George Clifford has put up insightful reflections on the TREC report and meeting at Episcopal Cafe. I agree with many of his points. However, I want to address the following statement he makes about participation in diocesan, provincial and national structures:
I'm guessing that fewer than 20,000 Episcopalians participate in
diocesan, provincial, and national TEC affairs, i.e., less than one
percent of TEC membership. Substantially increasing the level of
participation and sense of ownership from among the 1.88 million
non-involved Episcopalians requires enlisting them in meaningful and
rewarding opportunities for worship and service. Current legislative and
administrative agendas provide few such opportunities that most of the
1.88 million find attractive. I've not seen any report of the number of
the people who participated in TREC's Churchwide meeting, but infer from
the silence (always a dangerous way to draw a conclusion, no matter how
tentative) that many fewer than 20,000 persons participated, either in
person or via the internet.
This statement represents one way of thinking about our church structures beyond the local congregation that is prevalent in our church-wide conversation, but I think is unhelpful. We do not need more participation in larger church structures. We may need better representation by gifted people from across the widest spectrum of the church, but we don't need more of them participating, especially in legislative and administrative enterprises.
Our focus should be on finding the most effective way to provide the services a denominational (or diocesan) structure needs to provide for thriving congregations and mission enterprises (including social justice and evangelism efforts). We want to free up as much of the time of our best leaders as possible to focus on their congregations and mission. Every hour spent at a diocesan or church-wide meeting is an hour not spent on the front-line work of the church. Certainly there is a value on being personally part of something beyond the local congregation, but for most people that should be gained through mission projects, retreats, or diocesan celebrations, and other events that people could easily invite their un-churched neighbors to be a part of (and we have too few of those).

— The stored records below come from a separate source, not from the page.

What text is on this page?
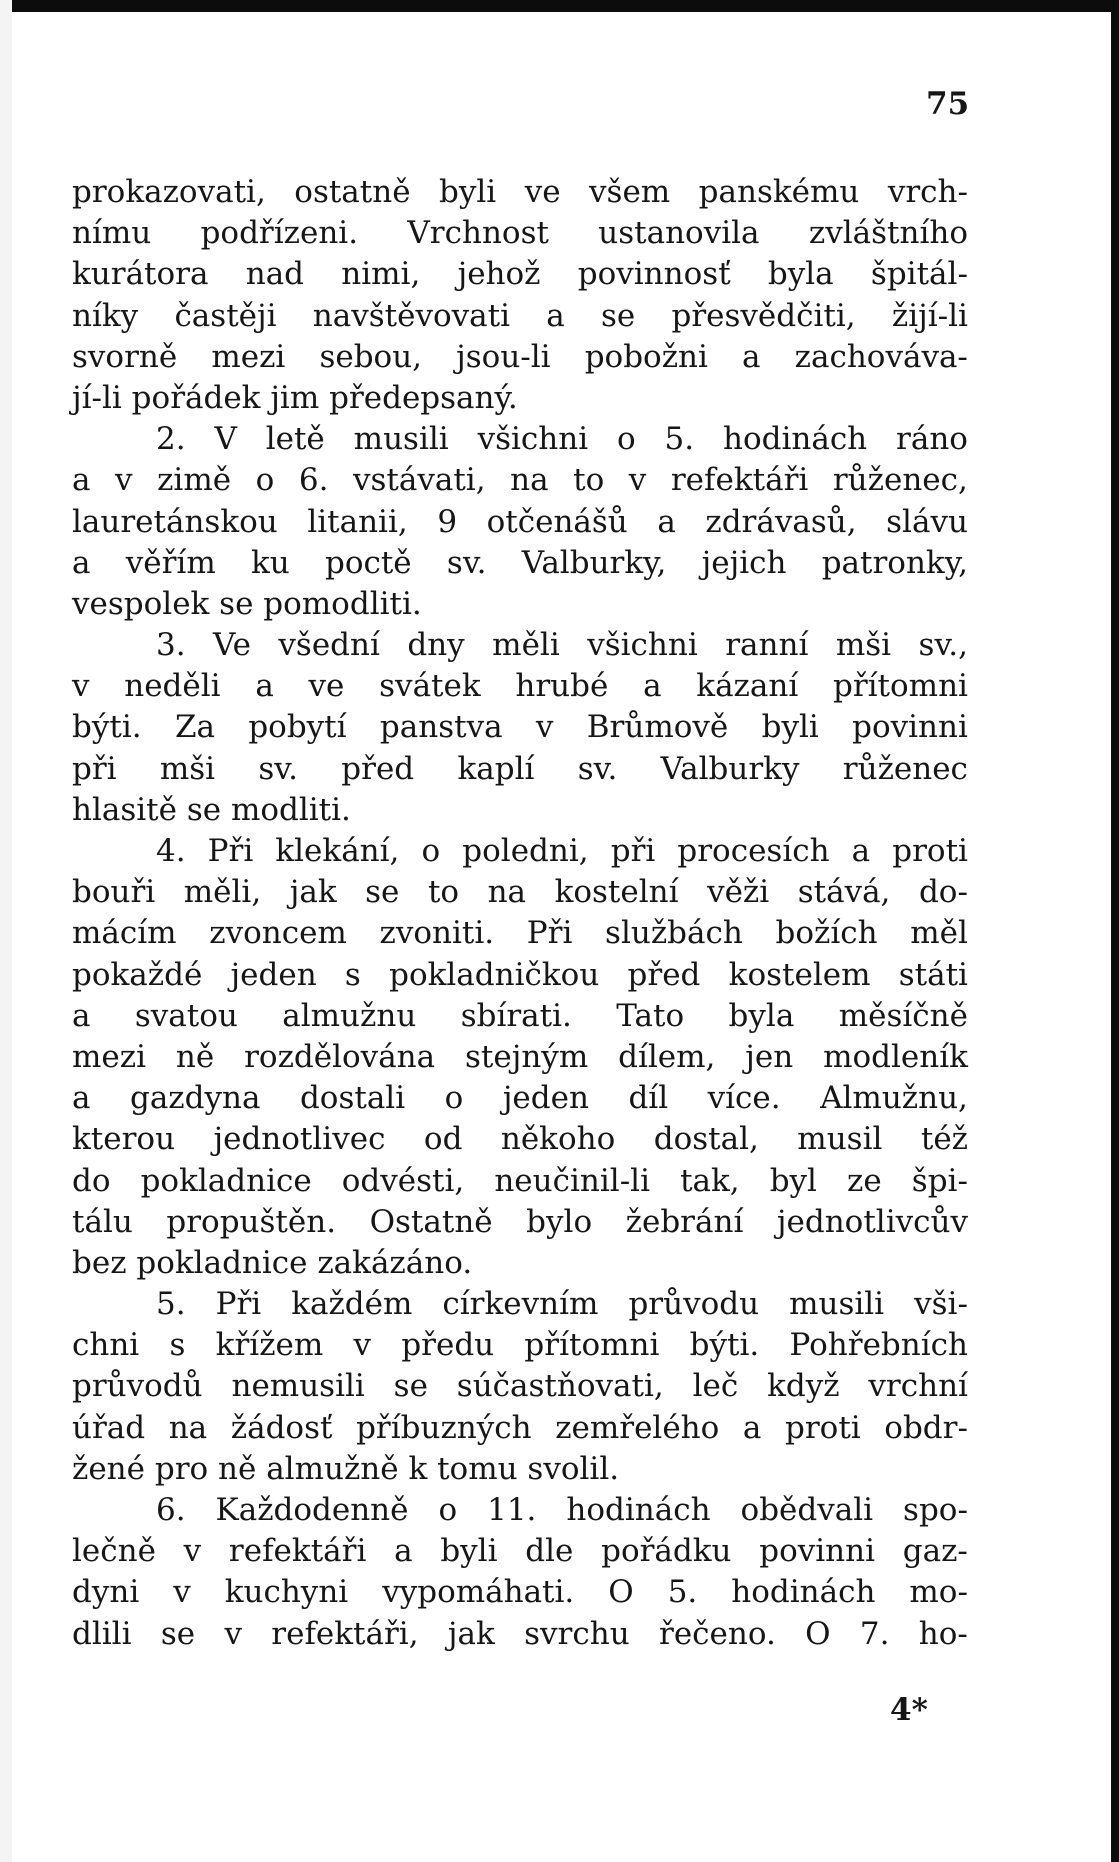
75
prokazovati, ostatně byli ve všem panskému vrch-
nímu podřízeni. Vrchnost ustanovila zvláštního
kurátora nad nimi, jehož povinnosť byla špitál-
níky častěji navštěvovati a se přesvědčiti, žijí-li
svorně mezi sebou, jsou-li pobožni a zachováva-
jí-li pořádek jim předepsaný.
2. V letě musili všichni o 5. hodinách ráno
a v zimě o 6. vstávati, na to v refektáři růženec,
lauretánskou litanii, 9 otčenášů a zdrávasů, slávu
a věřím ku poctě sv. Valburky, jejich patronky,
vespolek se pomodliti.
3. Ve všední dny měli všichni ranní mši sv.,
v neděli a ve svátek hrubé a kázaní přítomni
býti. Za pobytí panstva v Brůmově byli povinni
při mši sv. před kaplí sv. Valburky růženec
hlasitě se modliti.
4. Při klekání, o poledni, při procesích a proti
bouři měli, jak se to na kostelní věži stává, do-
mácím zvoncem zvoniti. Při službách božích měl
pokaždé jeden s pokladničkou před kostelem státi
a svatou almužnu sbírati. Tato byla měsíčně
mezi ně rozdělována stejným dílem, jen modleník
a gazdyna dostali o jeden díl více. Almužnu,
kterou jednotlivec od někoho dostal, musil též
do pokladnice odvésti, neučinil-li tak, byl ze špi-
tálu propuštěn. Ostatně bylo žebrání jednotlivcův
bez pokladnice zakázáno.
5. Při každém církevním průvodu musili vši-
chni s křížem v předu přítomni býti. Pohřebních
průvodů nemusili se súčastňovati, leč když vrchní
úřad na žádosť příbuzných zemřelého a proti obdr-
žené pro ně almužně k tomu svolil.
6. Každodenně o 11. hodinách obědvali spo-
lečně v refektáři a byli dle pořádku povinni gaz-
dyni v kuchyni vypomáhati. O 5. hodinách mo-
dlili se v refektáři, jak svrchu řečeno. O 7. ho-
4*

We need good, gifted people doing the important hard work of church governance and administration, and, as Bishop Rowe reminds us, we need both managers and leaders. However, we don't need more of them then the minimum number necessary to get various voices heard, good ideas brought forth, wise decisions made, and the day-to-day implementation overseen. Everyone else has other needed work to accomplish before the church can live into its calling.